Puis vous citez ce passage de Plotin :

«Car on pourrait dès lors arriver à une notion du mal comme ce qui est non-mesure par rapport à la mesure, sans limite par rapport à la limite, absence de forme par rapport à ce qui produit la forme et déficience permanente par rapport à ce qui est suffisant en soi, toujours indéterminé, stable en aucun façon, affecté de toutes manières, insatiable, indigence totale. Et ces choses ne sont pas des accidents qui lui adviennent, mais elles constituent son essence en quelque sorte, et quelle que soit la partie de lui que tu pourrais voir, il est toutes ces choses. Mais les autres, ceux qui participeraient de lui et s’y assimileraient, deviennent mauvais, n’étant pas mauvais en soi.»

Or, la matière n’est que mesure par opposition au Divin qui lui est incommensurable. C’est d’ailleurs pour cela que ces deux mots commencent par un “M”, tout comme elle débute les mots : matrice,  mère, mer, manifestation, mouvement, mirage, mental et bien entendu mal…

Comment alors identifier le “Mal” simultanément dans la matière et dans l’informe ?

La matière, ou plus exactement la substance,  possède cependant une autre propriété, elle est impermanente. Elle se forme et se déforme tel les vagues à la surface de l’eau, elle n’est que mouvement.

C’est pourquoi la substance se cristallise puis se brise, se forme et se déforme. Naît, vit et meurt. Se structure et se déstructure.

Ô sublime illusion de la Manifestation…

Ensuite je ne comprend pas bien comment l’on peut qualifier le système actuel comme une contre-civilisation. Il est déstructurant certes mais cela est une phase normale d’une civilisation en fin de vie.

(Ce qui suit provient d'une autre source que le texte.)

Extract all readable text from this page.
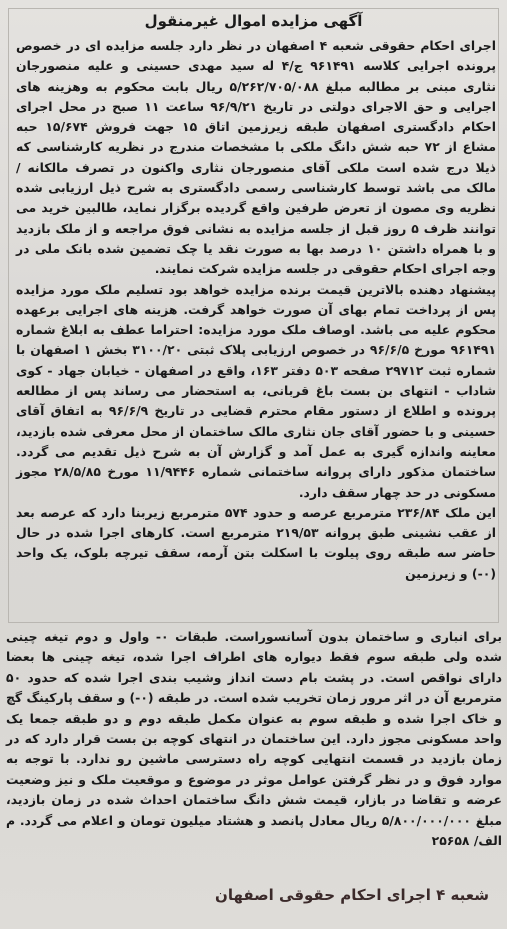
آگهی مزایده اموال غیرمنقول

اجرای احکام حقوقی شعبه ۴ اصفهان در نظر دارد جلسه مزایده ای در خصوص پرونده اجرایی کلاسه ۹۶۱۴۹۱ ج/۴ له سید مهدی حسینی و علیه منصورجان نثاری مبنی بر مطالبه مبلغ ۵/۲۶۲/۷۰۵/۰۸۸ ریال بابت محکوم به وهزینه های اجرایی و حق الاجرای دولتی در تاریخ ۹۶/۹/۲۱ ساعت ۱۱ صبح در محل اجرای احکام دادگستری اصفهان طبقه زیرزمین اتاق ۱۵ جهت فروش ۱۵/۶۷۴ حبه مشاع از ۷۲ حبه شش دانگ ملکی با مشخصات مندرج در نظریه کارشناسی که ذیلا درج شده است ملکی آقای منصورجان نثاری واکنون در تصرف مالکانه / مالک می باشد توسط کارشناسی رسمی دادگستری به شرح ذیل ارزیابی شده نظریه وی مصون از تعرض طرفین واقع گردیده برگزار نماید، طالبین خرید می توانند ظرف ۵ روز قبل از جلسه مزایده به نشانی فوق مراجعه و از ملک بازدید و با همراه داشتن ۱۰ درصد بها به صورت نقد یا چک تضمین شده بانک ملی در وجه اجرای احکام حقوقی در جلسه مزایده شرکت نمایند.

پیشنهاد دهنده بالاترین قیمت برنده مزایده خواهد بود تسلیم ملک مورد مزایده پس از پرداخت تمام بهای آن صورت خواهد گرفت. هزینه های اجرایی برعهده محکوم علیه می باشد. اوصاف ملک مورد مزایده: احتراما عطف به ابلاغ شماره ۹۶۱۴۹۱ مورخ ۹۶/۶/۵ در خصوص ارزیابی پلاک ثبتی ۳۱۰۰/۲۰ بخش ۱ اصفهان با شماره ثبت ۲۹۷۱۲ صفحه ۵۰۳ دفتر ۱۶۳، واقع در اصفهان - خیابان جهاد - کوی شاداب - انتهای بن بست باغ قربانی، به استحضار می رساند پس از مطالعه پرونده و اطلاع از دستور مقام محترم قضایی در تاریخ ۹۶/۶/۹ به اتفاق آقای حسینی و با حضور آقای جان نثاری مالک ساختمان از محل معرفی شده بازدید، معاینه واندازه گیری به عمل آمد و گزارش آن به شرح ذیل تقدیم می گردد. ساختمان مذکور دارای پروانه ساختمانی شماره ۱۱/۹۴۴۶ مورخ ۲۸/۵/۸۵ مجوز مسکونی در حد چهار سقف دارد.

این ملک ۲۳۶/۸۴ مترمربع عرصه و حدود ۵۷۴ مترمربع زیربنا دارد که عرصه بعد از عقب نشینی طبق پروانه ۲۱۹/۵۳ مترمربع است. کارهای اجرا شده در حال حاضر سه طبقه روی پیلوت با اسکلت بتن آرمه، سقف تیرچه بلوک، یک واحد (۰-) و زیرزمین

برای انباری و ساختمان بدون آسانسوراست. طبقات ۰- واول و دوم تیغه چینی شده ولی طبقه سوم فقط دیواره های اطراف اجرا شده، تیغه چینی ها بعضا دارای نواقص است. در پشت بام دست انداز وشیب بندی اجرا شده که حدود ۵۰ مترمربع آن در اثر مرور زمان تخریب شده است. در طبقه (۰-) و سقف پارکینگ گچ و خاک اجرا شده و طبقه سوم به عنوان مکمل طبقه دوم و دو طبقه جمعا یک واحد مسکونی مجوز دارد. این ساختمان در انتهای کوچه بن بست قرار دارد که در زمان بازدید در قسمت انتهایی کوچه راه دسترسی ماشین رو ندارد. با توجه به موارد فوق و در نظر گرفتن عوامل موثر در موضوع و موقعیت ملک و نیز وضعیت عرضه و تقاضا در بازار، قیمت شش دانگ ساختمان احداث شده در زمان بازدید، مبلغ ۵/۸۰۰/۰۰۰/۰۰۰ ریال معادل پانصد و هشتاد میلیون تومان و اعلام می گردد. م الف/ ۲۵۶۵۸

شعبه ۴ اجرای احکام حقوقی اصفهان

Après avoir prétendu à son immuabilité, à sa fixité, tel le chêne elle se brise sous les assauts du Styx pour ensuite être emporté par les eaux.

Enfin, opposer le Bien au Mal est une erreur. N’est-ce pas parce que l’on désire goûter du fruit de l’arbre de la connaissance du bien et du mal que l’on est condamné à vivre en dehors du Pardès ?

N’est-il pas dit que Dieu est seul juge ?

Je me rend bien compte que cette vision est incompatible avec votre travail d’analyse (que j’apprécie lire) mais je tenais tout de même à vous le dire.

“Tous ce que je sais c’est que je ne sais rien.”